Efficiently paging geospatial data with MongoDB — forwards and backwards (Part 1)

Photo by NASA on Unsplash

In this article series I will describe some essential techniques for querying geospatial data in MongoDB, which can be useful if you want your app or API to provide access to information ordered based on distance from some specific location. For example:

  • businesses ( restaurants, shops etc. ) or other places of interest,
  • other users of the app ( as in the case of dating apps ).

The techniques will allow your service to scale and remain efficient as they enable constant time access to the data (regardless of the amount of data in your database) and minimise caching required on the client side.

What you will learn

In the following sections I will show you how to:

  1. store location data ( longitude, latitude pairs ) in MongoDB documents
  2. query such documents using the location data, with results sorted by distance from a specified point ( from closest to furthest )
  3. efficiently page through results of such queries

You should be able to follow this tutorial even if you haven’t used MongoDB before. On the other hand if the first 2 points sound familiar, you might want to skip straight to section 3.

We’ll be using Node.js and the official Javascript MongoDB driver. Code snippets will be in Coffeescript 2.

If you want to run the code examples locally, clone the accompanying repo, and follow the instructions in the README.md.

Storing location data.

For longitude, latitude pairs we need to use the GeoJSON Point object format.

The doc above is what you’d insert into a mongo collection, it has a field called location which value is a GeoJSON Point object. The name of the field is immaterial, we could have used any other valid key name instead of location. We could also nest the GeoJSON deeper into the object structure, however putting type and coordinates at the top level of doc wouldn’t work. It’s also possible to store multiple GeoJSON objects in one document, for example:

Note that:

  • longitude comes first ( this is a reverse to what you might be used to from, for example, google maps queries )
  • longitude values need to be between -180 and 180 ( both inclusive )
  • latitude values need to be between -90 and 90 ( both inclusive )

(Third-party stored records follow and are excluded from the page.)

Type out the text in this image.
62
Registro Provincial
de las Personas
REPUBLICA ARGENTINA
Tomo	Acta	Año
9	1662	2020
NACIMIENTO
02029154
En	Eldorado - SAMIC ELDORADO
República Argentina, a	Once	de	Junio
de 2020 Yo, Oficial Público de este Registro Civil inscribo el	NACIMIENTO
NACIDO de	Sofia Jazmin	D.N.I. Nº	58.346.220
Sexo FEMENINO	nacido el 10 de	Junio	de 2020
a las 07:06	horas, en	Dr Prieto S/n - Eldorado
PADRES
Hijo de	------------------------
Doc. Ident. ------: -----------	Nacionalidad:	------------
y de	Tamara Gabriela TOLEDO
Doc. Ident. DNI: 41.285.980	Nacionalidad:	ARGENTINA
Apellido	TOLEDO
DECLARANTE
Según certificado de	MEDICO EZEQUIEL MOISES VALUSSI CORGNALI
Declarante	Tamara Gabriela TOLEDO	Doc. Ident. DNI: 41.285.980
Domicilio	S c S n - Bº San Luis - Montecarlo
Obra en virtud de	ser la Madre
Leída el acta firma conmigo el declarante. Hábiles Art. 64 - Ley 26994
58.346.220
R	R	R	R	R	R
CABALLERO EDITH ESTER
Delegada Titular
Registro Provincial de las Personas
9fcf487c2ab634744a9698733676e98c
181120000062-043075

Now that you know the basics, lets generate some data to work with.

We’ve created 6 documents, with locations starting at the equator, increasing the latitude in equal intervals, while keeping longitude fixed at 0. Here are the points plotted on a sphere:

See code used to generate this on JSFiddle. Note: you can click and drag on the above graphic to rotate the sphere.

Note that in the following code examples we will omit the boilerplate required to obtain a mongodb collection object and insert documents into it. In the accompanying repo, this boilerplate has been contained in the with_collection and with_collection_with_points helper functions.

Querying for documents based on location.

To query documents based on their distance from a specific point we are going to use the $near query operator. But before we do this, we need to create a 2dsphere index on the field containing the GeoJSON Point objects.

runnable example on github

Setting the background option is very important when creating an index on a live database, since by default createIndex will block all other operations on the database while the index is being created ( which might take a while if the collection is big ).

Now the basic query, which returns all documents sorted by distance ( great-circle distance to be precise ) from point [ 0, 0 ], based on data at location field in the documents:

runnable example on github

Unless your intention is to process all documents in the collection ( in which case you’ll probably call .stream instead of .toArray ), you’ll want to limit, the number of returned documents. Here’s how its done:

runnable example on github

On the illustration below, the white point marks the location used in the above query ( [ 0, 0 ] ) and the points circled in green represents the results of the query with limit set to 2.

see code used to generate this on JSFiddle

Paging through results, from closest to furthest ( forwards ).

Note: the technique discussed in this section has been previously described by A. Jesse Jiryu Davis, who implemented the MondoDB feature which makes this technique possible. His article goes into details of why this method is performant, so its worth a read, however code examples are in python, therefore we’ll go through it step by step here for the benefit of the Node.js community.

Building on the query we defined in the previous section, the simplest way to implement paging would be to use limit to control the page/batch size, and the skip method to set the desired page offset. For example:

runnable example on github

The above query will return the 2nd page of results when querying our test data, as illustrated below.

see code used to generate this on JSFiddle

However the performance of skip decreases linearly as the offset increases ( as demonstrated in the article mentioned above ), since the MongoDB server needs to scan through all the query results from the beginning until the offset is reached.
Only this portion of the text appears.